Наконец они выбрались на более ровную тропинку. Она замедлила шаги.
– Тут уже легче идти, – сказала она.
На востоке по небу быстро поднималась луна. Летняя луна, которая встает поздно.
– Скоро станет светло, – сказала Сари.
– Да.
«Ну ее, эту темноту, – подумала она, – я хочу видеть его лицо».
Ленни продекламировал вполголоса:
Дул я в звонкую свирель.
Вдруг на тучке в вышине…
Она уловила несколько слов.
– Что это?
– Маленький образчик английской поэзии, – сказал он, смеясь.
Стесняется, подумала она, и вслух сказала:
– Прочитайте так, чтобы я слышала.
– Это совсем простенькие стишки, – сказал он. – Их написал англичанин по фамилии Блэйк.
Она придвинулась ближе и словно невзначай продела свою руку под его.
– Тут опять пойдут кочки, – сказала она и увлекла его левей, так что крааль остался в стороне. – Ну, читайте же стихи, – напомнила она.
– Я не знал, что вы понимаете по-английски, – сказал он.
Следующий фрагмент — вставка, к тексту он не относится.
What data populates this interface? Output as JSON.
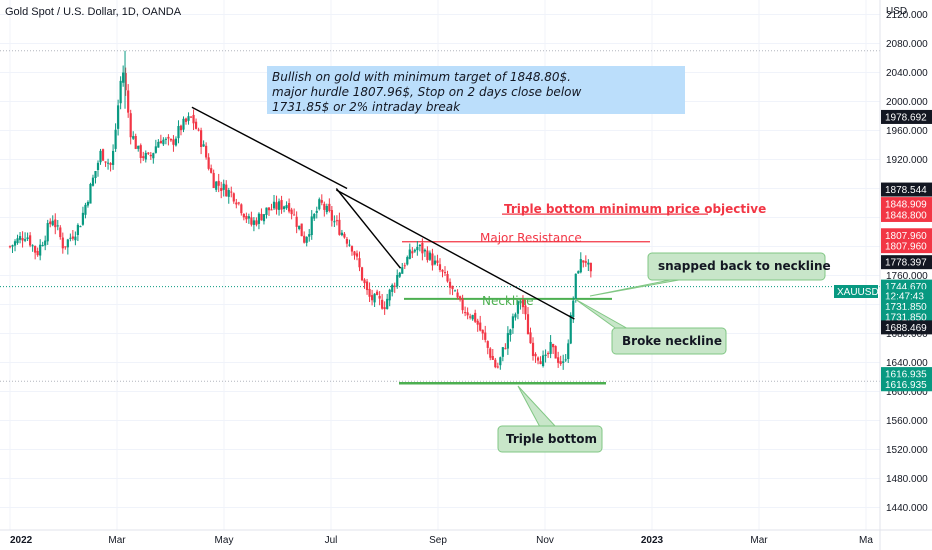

– Мы ведь все двуязычные, разве вы не знаете? Он услышал в ее голосе смех и почувствовал себя дураком.
– Простите, – сказал он. – Здесь кругом говорят только на африкаанс, вот мне и казалось…
– Так что же стихи? – настаивала она.
– Стихи… Ага… Г-м… Видите ли…
Она засмеялась. Ему понравился ее смех.
– Да вы не рассказывайте о них, а прямо читайте. Он почувствовал ее близость, ее руку, опиравшуюся на его руку, прикосновение ее плеча на ходу. И чувство отчужденности исчезло. Эта девушка может быть ему другом… Он тихо начал:
Я увидел колыбель,
И дитя сказало мне:
– Милый путник, не спеши.
Можешь песню мне сыграть? —
Я сыграл от всей души,
А потом сыграл опять.
Сари вдруг подхватила:
– Кинь счастливый свой тростник.
Ту же песню сам пропой! —
Молвил мальчик и поник
Белокурой головой.
– Запиши для всех, певец,
То, что пел ты для меня! —
Крикнул мальчик наконец
И растаял в блеске дня.
Я перо из тростника
В то же утро смастерил.
Взял воды из родника
И землею замутил.
И, раскрыв свою тетрадь,
Сел писать я для того,
Чтобы детям передать
Радость сердца моего!
– Это тоже написал англичанин по фамилии Блэйк, – весело сказала Сари. – Слыхали про такого?
Снова Ленни почувствовал, что его оставили в дураках, и рассердился. Она это поняла и снова тихо засмеялась.
– Вы тщеславны, Ленни Сварц, – лукаво заметила она.
Ленни потянул свою руку, но она крепко держала. Сари была довольна. На этот раз он рассердился, потому что она сама захотела его рассердить. Он снова попытался вырвать руку, и снова она не пустила. Чтобы высвободиться, ему пришлось бы причинить ей боль, а этого он не сделает, – Сари это твердо знала.
– Оставьте меня в покое! – сказал он со злостью. Он сознавал, что ведет себя глупо, и от этого злился еще больше.
– Не сердитесь, – сказала она.
Ленни перестал вырываться. Что-то такое прозвучало в ее голосе… Он ошибся. Тут не было желания белой девушки посмеяться над цветным.
– Простите меня.
– Вы напрасно рассердились, – сказала она укоризненно и отпустила его руку.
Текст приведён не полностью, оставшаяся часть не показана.